[Dovecot] Documentation
Enrique
enrio at online.no
Mon Jul 18 21:03:25 EEST 2005
Hello,
I have added a few questions and answers to the wiki, about stuff that
caused me long hunts when trying to set up dovecot with maildir storage.
Some of it I have gleaned from the source. Some of it is actually already
documented, but I had not been able to spot it when I needed it.
At the time of writing I had a particular advantage: I did not know, or
had mostly forgotten, the peculiarities of the imap protocol. I say
'advantage', because I think that when writing documentation it is
important, yet difficult, to see things from the perspective of a user
that is quite ignorant, although not stupid. These need the documentation
most, and they are in majority.
(Some will say the "stupid" ones are in majority, but writing for them is
almost futile anyway. Anyway, I doubt they are a majority; average
intelligence is adequate for all normal tasks. What we often judge and
condemn as "stupidity" is most often the result of a different perspective
that _we_ are too limited to understand.)
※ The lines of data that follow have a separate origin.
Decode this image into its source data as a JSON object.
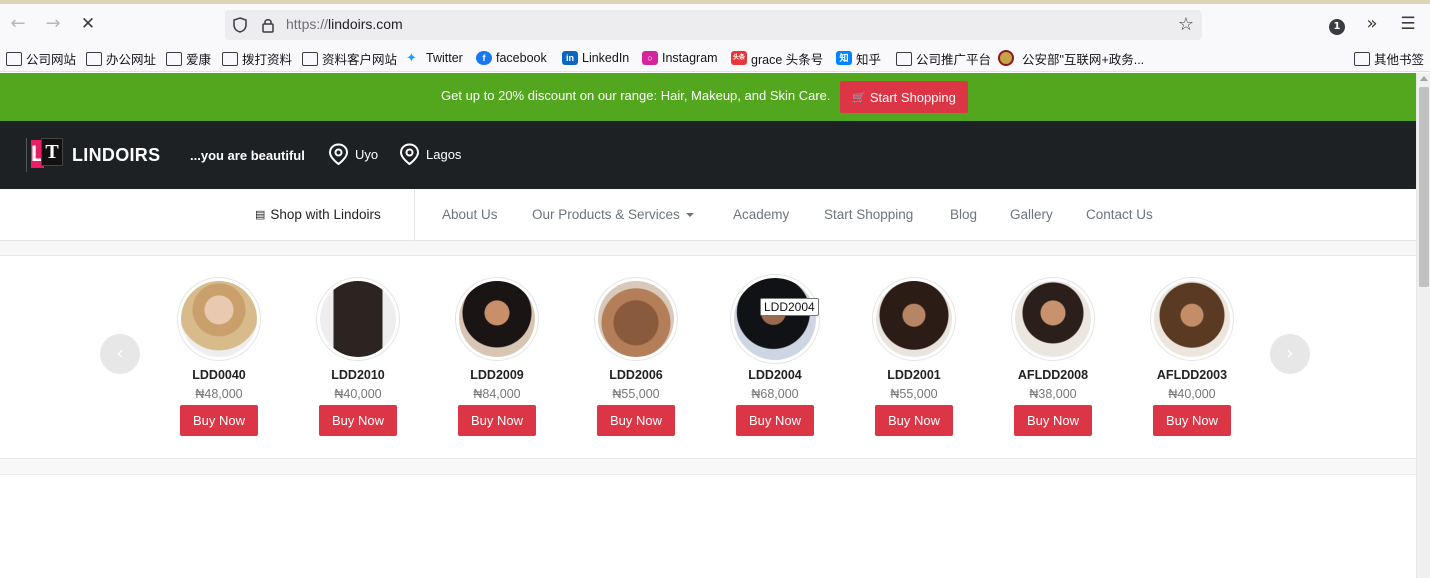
{
  "browser": {
    "url_protocol": "https://",
    "url_domain": "lindoirs.com",
    "notification_count": "1",
    "bookmarks": [
      {
        "label": "公司网站",
        "icon": "folder-icon"
      },
      {
        "label": "办公网址",
        "icon": "folder-icon"
      },
      {
        "label": "爱康",
        "icon": "folder-icon"
      },
      {
        "label": "拨打资料",
        "icon": "folder-icon"
      },
      {
        "label": "资料客户网站",
        "icon": "folder-icon"
      },
      {
        "label": "Twitter",
        "icon": "twitter-icon"
      },
      {
        "label": "facebook",
        "icon": "facebook-icon"
      },
      {
        "label": "LinkedIn",
        "icon": "linkedin-icon"
      },
      {
        "label": "Instagram",
        "icon": "instagram-icon"
      },
      {
        "label": "grace 头条号",
        "icon": "toutiao-icon"
      },
      {
        "label": "知乎",
        "icon": "zhihu-icon"
      },
      {
        "label": "公司推广平台",
        "icon": "folder-icon"
      },
      {
        "label": "公安部\"互联网+政务...",
        "icon": "police-emblem-icon"
      }
    ],
    "other_bookmarks": "其他书签"
  },
  "promo": {
    "text": "Get up to 20% discount on our range: Hair, Makeup, and Skin Care.",
    "button": "Start Shopping"
  },
  "header": {
    "brand": "LINDOIRS",
    "tagline": "...you are beautiful",
    "locations": [
      "Uyo",
      "Lagos"
    ]
  },
  "nav": {
    "shop": "Shop with Lindoirs",
    "links": [
      "About Us",
      "Our Products & Services",
      "Academy",
      "Start Shopping",
      "Blog",
      "Gallery",
      "Contact Us"
    ]
  },
  "products": [
    {
      "name": "LDD0040",
      "price": "₦48,000",
      "buy": "Buy Now"
    },
    {
      "name": "LDD2010",
      "price": "₦40,000",
      "buy": "Buy Now"
    },
    {
      "name": "LDD2009",
      "price": "₦84,000",
      "buy": "Buy Now"
    },
    {
      "name": "LDD2006",
      "price": "₦55,000",
      "buy": "Buy Now"
    },
    {
      "name": "LDD2004",
      "price": "₦68,000",
      "buy": "Buy Now"
    },
    {
      "name": "LDD2001",
      "price": "₦55,000",
      "buy": "Buy Now"
    },
    {
      "name": "AFLDD2008",
      "price": "₦38,000",
      "buy": "Buy Now"
    },
    {
      "name": "AFLDD2003",
      "price": "₦40,000",
      "buy": "Buy Now"
    }
  ],
  "tooltip": "LDD2004",
  "colors": {
    "promo_bg": "#52a71f",
    "header_bg": "#1e2124",
    "accent_red": "#dc3545",
    "brand_pink": "#e91e63"
  }
}
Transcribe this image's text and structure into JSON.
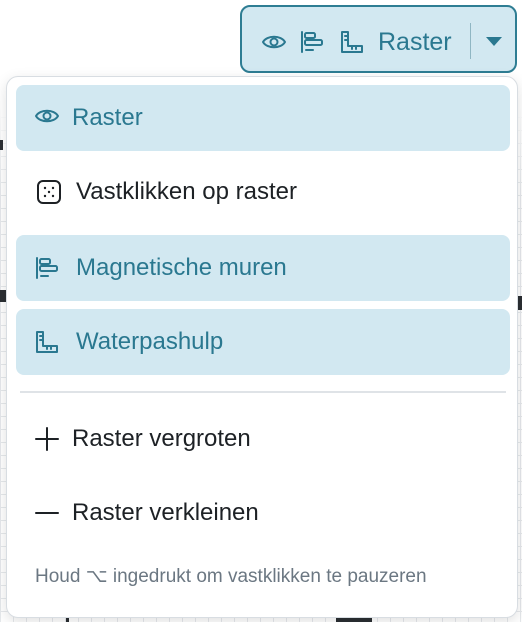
{
  "toolbar": {
    "label": "Raster",
    "icons": [
      "eye-icon",
      "align-lines-icon",
      "ruler-corner-icon"
    ],
    "dropdown_icon": "caret-down-icon",
    "accent": "#2a7890",
    "active_bg": "#d2e8f1"
  },
  "menu": {
    "items": [
      {
        "label": "Raster",
        "icon": "eye-icon",
        "active": true
      },
      {
        "label": "Vastklikken op raster",
        "icon": "snap-grid-icon",
        "active": false
      },
      {
        "label": "Magnetische muren",
        "icon": "align-lines-icon",
        "active": true
      },
      {
        "label": "Waterpashulp",
        "icon": "ruler-corner-icon",
        "active": true
      },
      {
        "label": "Raster vergroten",
        "icon": "plus-icon",
        "active": false
      },
      {
        "label": "Raster verkleinen",
        "icon": "minus-icon",
        "active": false
      }
    ],
    "hint": "Houd ⌥ ingedrukt om vastklikken te pauzeren"
  }
}
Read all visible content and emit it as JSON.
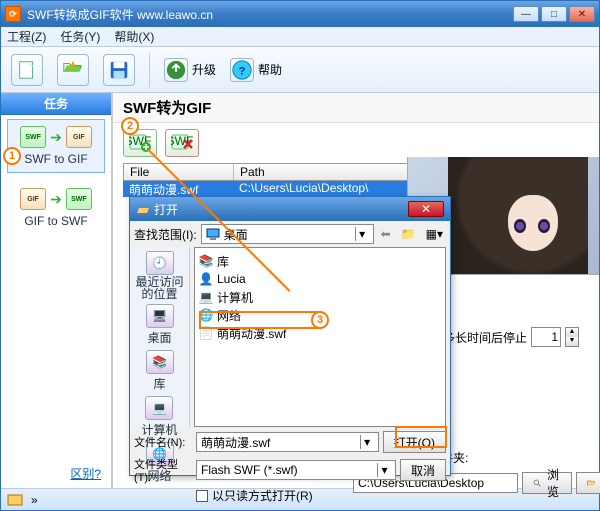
{
  "window": {
    "title": "SWF转换成GIF软件 www.leawo.cn",
    "min": "—",
    "max": "□",
    "close": "✕"
  },
  "menu": {
    "project": "工程(Z)",
    "task": "任务(Y)",
    "help": "帮助(X)"
  },
  "toolbar": {
    "upgrade": "升级",
    "help": "帮助"
  },
  "side": {
    "header": "任务",
    "swf2gif": "SWF to GIF",
    "gif2swf": "GIF to SWF",
    "diff": "区别?"
  },
  "main": {
    "title": "SWF转为GIF",
    "cols": {
      "file": "File",
      "path": "Path"
    },
    "rows": [
      {
        "file": "萌萌动漫.swf",
        "path": "C:\\Users\\Lucia\\Desktop\\"
      }
    ]
  },
  "stop": {
    "label": "多长时间后停止",
    "value": "1"
  },
  "save": {
    "label": "保存到其他文件夹:",
    "path": "C:\\Users\\Lucia\\Desktop",
    "browse": "浏览",
    "open": "打开"
  },
  "dlg": {
    "title": "打开",
    "lookin_lbl": "查找范围(I):",
    "lookin_val": "桌面",
    "places": {
      "recent": "最近访问的位置",
      "desktop": "桌面",
      "libs": "库",
      "computer": "计算机",
      "network": "网络"
    },
    "items": {
      "libs": "库",
      "lucia": "Lucia",
      "computer": "计算机",
      "network": "网络",
      "swf": "萌萌动漫.swf"
    },
    "fname_lbl": "文件名(N):",
    "fname_val": "萌萌动漫.swf",
    "ftype_lbl": "文件类型(T):",
    "ftype_val": "Flash SWF (*.swf)",
    "readonly": "以只读方式打开(R)",
    "open": "打开(O)",
    "cancel": "取消"
  },
  "markers": {
    "m1": "1",
    "m2": "2",
    "m3": "3"
  }
}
Since I am not yet too spoiled, and yet recently had my hands (or rather
my eyes) in the source, this may be a golden opportunity to produce some
more documentation.
I therefore urge you to suggest what I should look at and write about. Do
you have any ideas about how the documentation should be organized? some
questions are not strictly dovecot or even imap questions, yet they arise
quite naturally for an administrator that is migrating to dovecot or to
imap in general.
The existing migration documentation was not as usefull to me as it could
have been because I was both migrating to imap from a non-imap solutions,
and from mbox to maildir, both at the same time. That placed me in a
particularly "ignorant" position.
It is quite likely that much of what I write is not exactly true. I have
suggested procmail as a delivery agent for maildir stores, because it is
the only one I know about at the moment. I just occurred to me that I have
not even checked if /bin/mail (on GNU/Linux systems) can do it. Any ideas?
I have not (yet) found out anything about the CONTROL= part of the mail
environment. Should I write something about it? Is it usefull for system
administrators to know about it? What is it?